Now, the big “gotcha”: This is not a guarantee. It’s a best-effort affinity. Why? Because Pods die. If the Pod a client is affinitized to gets terminated, the connection breaks, and the next request from that client will be routed to a different Pod, which may not have its session state. This is why session affinity is a band-aid, not a solution. The real solution for stateful applications is to offload that state to a shared database or cache (like Redis). Use session affinity when you can’t do that and you understand the trade-off.

Also, note the timeoutSeconds. This is how long the affinity mapping lasts after the last request from that IP. The default is a whopping 3 hours. You might want to tune this down unless you enjoy holding onto mappings for clients that disconnected hours ago.

The externalTrafficPolicy Landmine

This one is a classic “it works perfectly until it doesn’t” scenario, and it’s specific to Services of type NodePort or LoadBalancer.

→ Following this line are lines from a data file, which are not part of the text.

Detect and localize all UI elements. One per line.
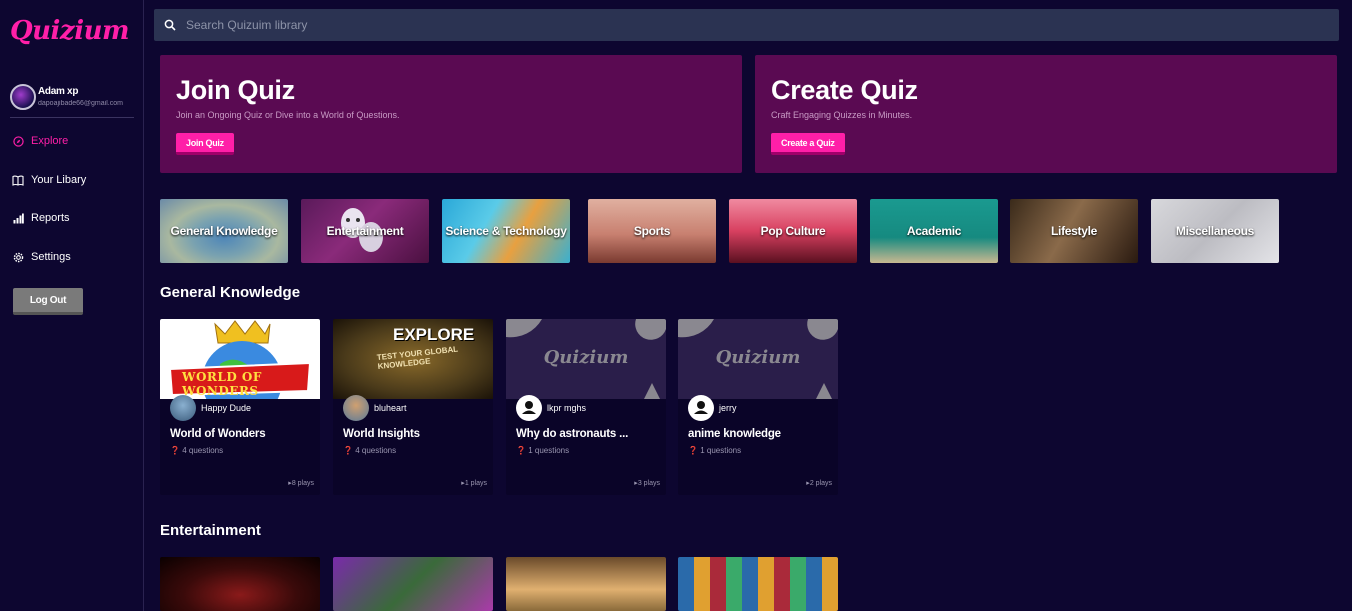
author-avatar: [343, 395, 369, 421]
quiz-card-thumbnail[interactable]: [506, 557, 666, 611]
search-icon: [164, 19, 176, 31]
question-icon: ❓: [343, 446, 353, 455]
category-lifestyle[interactable]: Lifestyle: [1010, 199, 1138, 263]
quiz-thumbnail: Quizium: [506, 319, 666, 399]
quiz-title: World of Wonders: [170, 428, 266, 440]
join-quiz-subtitle: Join an Ongoing Quiz or Dive into a Worl…: [176, 110, 400, 120]
create-quiz-subtitle: Craft Engaging Quizzes in Minutes.: [771, 110, 913, 120]
section-title-general-knowledge: General Knowledge: [160, 284, 301, 301]
category-label: Lifestyle: [1051, 224, 1097, 238]
quiz-plays: ▸1 plays: [461, 480, 487, 487]
quiz-plays: ▸8 plays: [288, 480, 314, 487]
question-icon: ❓: [516, 446, 526, 455]
category-label: General Knowledge: [170, 224, 278, 238]
quiz-card-thumbnail[interactable]: [678, 557, 838, 611]
nav-settings[interactable]: Settings: [12, 248, 71, 266]
app-logo[interactable]: Quizium: [10, 16, 129, 46]
join-quiz-card: Join Quiz Join an Ongoing Quiz or Dive i…: [160, 55, 742, 173]
author-avatar: [170, 395, 196, 421]
quiz-card-thumbnail[interactable]: [160, 557, 320, 611]
quiz-title: anime knowledge: [688, 428, 781, 440]
category-general-knowledge[interactable]: General Knowledge: [160, 199, 288, 263]
thumbnail-text: Quizium: [715, 347, 801, 368]
category-miscellaneous[interactable]: Miscellaneous: [1151, 199, 1279, 263]
quiz-question-count: ❓ 4 questions: [343, 446, 397, 455]
quiz-thumbnail: WORLD OF WONDERS: [160, 319, 320, 399]
nav-reports[interactable]: Reports: [12, 209, 70, 227]
profile-name: Adam xp: [38, 86, 79, 97]
bar-chart-icon: [12, 212, 24, 224]
category-label: Academic: [906, 224, 962, 238]
category-label: Pop Culture: [760, 224, 826, 238]
profile-email: dapoajibade66@gmail.com: [38, 100, 123, 107]
author-avatar: [688, 395, 714, 421]
quiz-title: World Insights: [343, 428, 420, 440]
thumbnail-text: WORLD OF WONDERS: [182, 370, 262, 398]
category-entertainment[interactable]: Entertainment: [301, 199, 429, 263]
user-avatar: [10, 84, 36, 110]
nav-library[interactable]: Your Libary: [12, 171, 86, 189]
nav-settings-label: Settings: [31, 251, 71, 263]
quiz-card[interactable]: Quizium jerry anime knowledge ❓ 1 questi…: [678, 319, 838, 495]
category-label: Miscellaneous: [1175, 224, 1255, 238]
section-title-entertainment: Entertainment: [160, 522, 261, 539]
search-input[interactable]: [186, 18, 1286, 32]
thumbnail-text: Quizium: [543, 347, 629, 368]
nav-explore-label: Explore: [31, 135, 69, 147]
category-sports[interactable]: Sports: [588, 199, 716, 263]
gear-icon: [12, 251, 24, 263]
create-quiz-card: Create Quiz Craft Engaging Quizzes in Mi…: [755, 55, 1337, 173]
user-profile[interactable]: Adam xp dapoajibade66@gmail.com: [10, 84, 134, 118]
category-pop-culture[interactable]: Pop Culture: [729, 199, 857, 263]
nav-library-label: Your Libary: [31, 174, 87, 186]
question-icon: ❓: [688, 446, 698, 455]
user-icon: [522, 401, 536, 414]
quiz-author: lkpr mghs: [547, 403, 587, 413]
search-bar[interactable]: [154, 9, 1339, 41]
quiz-plays: ▸3 plays: [634, 480, 660, 487]
thumbnail-subtext: TEST YOUR GLOBAL KNOWLEDGE: [376, 344, 459, 372]
quiz-author: bluheart: [374, 403, 407, 413]
quiz-author: jerry: [719, 403, 737, 413]
category-science-technology[interactable]: Science & Technology: [442, 199, 570, 263]
quiz-question-count: ❓ 1 questions: [516, 446, 570, 455]
quiz-thumbnail: EXPLORE TEST YOUR GLOBAL KNOWLEDGE: [333, 319, 493, 399]
logout-button[interactable]: Log Out: [13, 288, 83, 315]
quiz-question-count: ❓ 1 questions: [688, 446, 742, 455]
category-academic[interactable]: Academic: [870, 199, 998, 263]
quiz-card[interactable]: Quizium lkpr mghs Why do astronauts ... …: [506, 319, 666, 495]
question-icon: ❓: [170, 446, 180, 455]
book-icon: [12, 174, 24, 186]
quiz-card[interactable]: EXPLORE TEST YOUR GLOBAL KNOWLEDGE bluhe…: [333, 319, 493, 495]
quiz-card-thumbnail[interactable]: [333, 557, 493, 611]
nav-reports-label: Reports: [31, 212, 70, 224]
author-avatar: [516, 395, 542, 421]
quiz-title: Why do astronauts ...: [516, 428, 629, 440]
quiz-thumbnail: Quizium: [678, 319, 838, 399]
user-icon: [694, 401, 708, 414]
join-quiz-button[interactable]: Join Quiz: [176, 133, 234, 155]
category-label: Science & Technology: [445, 224, 567, 238]
compass-icon: [12, 135, 24, 147]
quiz-author: Happy Dude: [201, 403, 252, 413]
join-quiz-title: Join Quiz: [176, 75, 295, 105]
create-quiz-button[interactable]: Create a Quiz: [771, 133, 845, 155]
sidebar: Quizium Adam xp dapoajibade66@gmail.com …: [0, 0, 144, 611]
create-quiz-title: Create Quiz: [771, 75, 918, 105]
thumbnail-text: EXPLORE: [393, 325, 475, 344]
nav-explore[interactable]: Explore: [12, 132, 68, 150]
category-label: Entertainment: [326, 224, 404, 238]
quiz-plays: ▸2 plays: [806, 480, 832, 487]
category-label: Sports: [633, 224, 671, 238]
quiz-card[interactable]: WORLD OF WONDERS Happy Dude World of Won…: [160, 319, 320, 495]
quiz-question-count: ❓ 4 questions: [170, 446, 224, 455]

It controls how traffic from outside the cluster is handled once it hits a node.

  • externalTrafficPolicy: Cluster (the default): This is the “everything is fine, just distribute the traffic!” option. An external request can land on any node in your cluster. If that node is running one of your Pods, great, it handles it. If it isn’t, the node forwards the traffic to a node that does have a Pod, using that node’s own IP. This preserves the original source IP of the request (it gets masqueraded as the node’s IP), which can be a problem for auditing or security tools. The upside is perfect load distribution; the downside is an extra hop, which adds latency, and the loss of the true client IP.

  • externalTrafficPolicy: Local: This is the “keep it on the ranch” option. A node will only proxy external traffic to Pods that are running on itself. If no Pods for that Service exist on the node, the connection simply fails. This sounds insane, but it has two massive advantages: it avoids the extra network hop (reducing latency) and, crucially, it preserves the original client source IP address. The downside is potentially terrible load distribution. If you have three nodes but only one has your Pod, that one node gets hammered with all the external traffic while the other two nodes reject connections to that Service.

apiVersion: v1
kind: Service
metadata:
  name: my-loadbalancer
spec:
  type: LoadBalancer
  selector:
    app: my-app
  ports:
    - protocol: TCP
      port: 80
      targetPort: 8080
  externalTrafficPolicy: Local # Use this if you need the real client IP!

You must choose the right policy. Need the real client IP for your application’s logic, logging, or security? You have to use Local. But if you do, you’d better make sure your Pods are well-distributed across all your nodes (use a DaemonSet or an anti-affinity rule) or you’ll have a very bad, unbalanced time. Most cloud controllers will even warn you about this in their load balancer health checks. It’s a sharp knife; be careful.